知っていると得するかも?猫の模様についての豆知識
動物の毛色や柄にはそれぞれ、生き残るための意味があります。例えば、雷鳥という鳥は高山で生き残るために夏は褐色、冬は雪に擬態する白の羽毛に生え替わり、景色に溶け込んで身を守ります。猫の祖先であるリビアヤマネコも、薄暗闇の中で最も目立たない毛色を持っており、獲物に気づかれずに忍び寄ることができます。そんな生存本能によって生まれた美しい柄の数々は、猫それぞれの個性に結び付いているのです。
猫の模様と性格に関連性はある?
性格の形成には生活環境の影響も大きいのですが、例えば自然界で目立つ白猫は周囲の警戒を強めて何でも疑ってかからなければ生き残れません。幸運の象徴とちやほやされる三毛猫とは対象的に人気の無いサビ猫は、長く母親の元に残ることで社交性を身につけ、母親から知識を学ぶことで賢くなった、とも言われています。少なくとも、模様によっては生き残る為にどうしても必要な性質のため、基本性格には関連性があると言えるでしょう。その後の生活環境にもよるので、警戒心が強いと言われている白猫も、環境によってはフレンドリーな黒猫のように成長することもあるでしょう。
模様が決まるパターンってあるの?
父親が黒猫、母親も黒猫だから黒い猫が生まれるだろう、と言う単純なパターンが存在していません。人の血液型で例えると分かりやすいのですが、例えばA型の父親とA型の母親からはA型以外にも可能性のある血液型が存在します。ABO式に当てはめると、父親がAO、母親もAOであった場合、O型の子供が生まれる可能性もあるのです。つまり、猫の模様が決まるパターンには、遺伝子が深く関わっています。
猫の柄は遺伝子に関係していた!
猫の柄は色・模様・長さや毛質を決める何種類もの遺伝子が複雑に関わり合って決まります。特に毛の色に関連している遺伝子は9種類あり、それぞれが優勢・劣勢(※)があるため、18種類の遺伝子で色が決まります。
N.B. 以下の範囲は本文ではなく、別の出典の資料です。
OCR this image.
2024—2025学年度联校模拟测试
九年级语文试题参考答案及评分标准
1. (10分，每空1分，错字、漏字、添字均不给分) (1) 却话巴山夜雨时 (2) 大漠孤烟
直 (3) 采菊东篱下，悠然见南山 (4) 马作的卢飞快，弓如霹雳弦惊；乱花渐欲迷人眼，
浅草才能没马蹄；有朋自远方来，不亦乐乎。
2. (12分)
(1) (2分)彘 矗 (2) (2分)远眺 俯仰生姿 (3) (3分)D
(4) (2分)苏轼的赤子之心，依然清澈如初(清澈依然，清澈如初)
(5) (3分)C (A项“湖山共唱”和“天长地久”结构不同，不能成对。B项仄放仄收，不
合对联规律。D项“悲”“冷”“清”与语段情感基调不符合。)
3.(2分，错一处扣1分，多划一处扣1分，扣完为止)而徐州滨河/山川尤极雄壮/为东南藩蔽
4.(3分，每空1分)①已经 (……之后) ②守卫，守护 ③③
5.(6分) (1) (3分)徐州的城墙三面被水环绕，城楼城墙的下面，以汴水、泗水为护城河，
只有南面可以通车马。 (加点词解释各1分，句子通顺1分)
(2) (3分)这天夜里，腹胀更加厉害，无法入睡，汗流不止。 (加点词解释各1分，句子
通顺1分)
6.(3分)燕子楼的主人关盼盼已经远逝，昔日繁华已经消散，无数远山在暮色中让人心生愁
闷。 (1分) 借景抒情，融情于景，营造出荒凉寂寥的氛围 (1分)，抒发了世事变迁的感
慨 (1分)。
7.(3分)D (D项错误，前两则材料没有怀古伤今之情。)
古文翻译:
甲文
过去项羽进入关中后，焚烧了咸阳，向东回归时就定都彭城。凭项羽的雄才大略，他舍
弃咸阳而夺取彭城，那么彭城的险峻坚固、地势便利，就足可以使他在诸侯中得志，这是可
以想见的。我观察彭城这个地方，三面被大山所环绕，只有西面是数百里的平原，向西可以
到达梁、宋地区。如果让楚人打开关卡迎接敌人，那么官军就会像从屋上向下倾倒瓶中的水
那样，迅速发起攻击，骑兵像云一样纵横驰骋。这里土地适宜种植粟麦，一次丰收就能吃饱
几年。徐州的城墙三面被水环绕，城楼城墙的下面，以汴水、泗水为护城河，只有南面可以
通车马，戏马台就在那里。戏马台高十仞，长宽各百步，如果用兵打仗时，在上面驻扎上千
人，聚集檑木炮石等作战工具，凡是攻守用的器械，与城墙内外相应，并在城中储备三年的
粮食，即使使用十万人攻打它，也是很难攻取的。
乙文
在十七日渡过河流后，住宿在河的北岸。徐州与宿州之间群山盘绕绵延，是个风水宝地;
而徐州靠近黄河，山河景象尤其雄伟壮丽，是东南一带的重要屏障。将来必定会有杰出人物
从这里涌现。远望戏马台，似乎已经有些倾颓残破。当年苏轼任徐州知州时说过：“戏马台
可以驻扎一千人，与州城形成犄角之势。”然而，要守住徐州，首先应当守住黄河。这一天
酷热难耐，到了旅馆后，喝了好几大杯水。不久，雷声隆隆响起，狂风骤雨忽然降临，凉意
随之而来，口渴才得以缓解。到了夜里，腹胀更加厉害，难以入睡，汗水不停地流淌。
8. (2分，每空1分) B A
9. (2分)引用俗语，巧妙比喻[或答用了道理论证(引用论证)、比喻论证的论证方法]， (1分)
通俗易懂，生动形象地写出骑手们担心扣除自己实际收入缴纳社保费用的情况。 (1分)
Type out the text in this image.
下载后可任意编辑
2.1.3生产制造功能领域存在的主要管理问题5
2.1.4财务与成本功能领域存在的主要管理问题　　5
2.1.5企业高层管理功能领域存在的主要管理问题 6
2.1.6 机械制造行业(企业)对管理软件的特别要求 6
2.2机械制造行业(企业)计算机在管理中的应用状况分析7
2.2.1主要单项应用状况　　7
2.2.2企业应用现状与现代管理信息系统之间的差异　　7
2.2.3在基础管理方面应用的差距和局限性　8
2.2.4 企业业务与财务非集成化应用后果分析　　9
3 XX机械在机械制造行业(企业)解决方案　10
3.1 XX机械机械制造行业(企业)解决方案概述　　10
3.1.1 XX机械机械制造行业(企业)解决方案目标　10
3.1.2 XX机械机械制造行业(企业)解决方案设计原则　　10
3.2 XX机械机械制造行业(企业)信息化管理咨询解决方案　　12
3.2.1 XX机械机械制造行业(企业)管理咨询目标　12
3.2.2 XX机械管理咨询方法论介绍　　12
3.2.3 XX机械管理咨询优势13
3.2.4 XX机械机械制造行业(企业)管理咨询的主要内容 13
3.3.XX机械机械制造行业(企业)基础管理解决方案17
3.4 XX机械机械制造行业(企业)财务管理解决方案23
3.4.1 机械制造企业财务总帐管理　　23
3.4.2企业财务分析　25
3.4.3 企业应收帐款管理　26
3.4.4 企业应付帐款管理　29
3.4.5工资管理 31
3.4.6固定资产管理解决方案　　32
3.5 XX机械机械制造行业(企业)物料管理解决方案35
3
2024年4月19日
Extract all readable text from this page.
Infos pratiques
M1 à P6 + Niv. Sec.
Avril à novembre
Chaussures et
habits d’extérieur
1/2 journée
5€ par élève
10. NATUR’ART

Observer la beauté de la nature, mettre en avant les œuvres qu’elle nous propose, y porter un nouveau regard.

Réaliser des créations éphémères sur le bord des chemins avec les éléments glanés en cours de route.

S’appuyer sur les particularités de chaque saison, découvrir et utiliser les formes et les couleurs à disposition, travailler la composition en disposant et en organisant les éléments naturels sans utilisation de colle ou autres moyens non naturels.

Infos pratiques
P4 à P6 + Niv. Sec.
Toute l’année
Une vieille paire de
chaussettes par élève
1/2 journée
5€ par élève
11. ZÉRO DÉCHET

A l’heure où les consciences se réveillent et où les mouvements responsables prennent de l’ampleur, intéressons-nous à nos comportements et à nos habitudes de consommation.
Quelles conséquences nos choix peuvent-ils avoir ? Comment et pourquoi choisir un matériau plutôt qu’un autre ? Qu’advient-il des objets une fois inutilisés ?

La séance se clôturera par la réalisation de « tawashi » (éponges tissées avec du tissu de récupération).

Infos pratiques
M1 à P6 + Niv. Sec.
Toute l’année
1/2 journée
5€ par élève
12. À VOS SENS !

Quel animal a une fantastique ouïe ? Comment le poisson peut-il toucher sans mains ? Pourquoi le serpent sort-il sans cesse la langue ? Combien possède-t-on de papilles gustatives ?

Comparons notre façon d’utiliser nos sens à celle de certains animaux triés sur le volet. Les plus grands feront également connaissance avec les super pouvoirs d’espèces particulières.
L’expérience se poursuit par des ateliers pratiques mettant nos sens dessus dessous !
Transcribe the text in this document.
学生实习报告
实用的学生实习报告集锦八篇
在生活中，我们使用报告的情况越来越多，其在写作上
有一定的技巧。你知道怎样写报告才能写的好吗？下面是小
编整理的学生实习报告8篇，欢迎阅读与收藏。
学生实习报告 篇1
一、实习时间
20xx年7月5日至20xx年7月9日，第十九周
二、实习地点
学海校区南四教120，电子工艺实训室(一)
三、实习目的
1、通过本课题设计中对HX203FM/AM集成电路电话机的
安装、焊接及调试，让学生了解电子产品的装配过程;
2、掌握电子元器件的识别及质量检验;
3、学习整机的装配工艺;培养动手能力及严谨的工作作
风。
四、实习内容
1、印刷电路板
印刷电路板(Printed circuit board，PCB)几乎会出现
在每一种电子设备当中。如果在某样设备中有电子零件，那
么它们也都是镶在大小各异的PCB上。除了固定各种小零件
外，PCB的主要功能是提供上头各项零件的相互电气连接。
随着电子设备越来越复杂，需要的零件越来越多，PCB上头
早速、それぞれの遺伝子を見ていきましょう。
(※)劣勢遺伝子と聞くと劣っているのかと思われがちですが、影響力が強いか弱いかの違いだけで劣っている訳ではありません。
- W(ホワイト)
- O(オレンジ・ブラウン)
- A(アグーチ)
- B(ブラック)
- C(カラーポイント)
- T(タビー)
- I(インヒビター)
- D(ダイリュート)
- S(スポッティング)
以上が猫の柄に関連する遺伝子です。本気で遺伝子について解説すると大変難しくなるので簡略化すると、例えば、WWの遺伝子を持つ父親(白猫)とBBの遺伝子を持つ母親(黒猫)からは、WB・WB・WB・WB(全員白猫)が生まれます。猫の色遺伝子の中でW(ホワイト)はとても強いため、優性に出やすいのです。
まとめ
白猫なのに物凄くフレンドリーで紳士な子もいれば、三毛猫なのに聞き分けが良くて優しい子もいます。柄による性格の違いは基本的なベースになりますが、育った環境によっても変わります。人と同じで、猫も個性色々。「猫だから○○」という固定概念にとらわれず、色々な個性と向き合って楽しみましょう!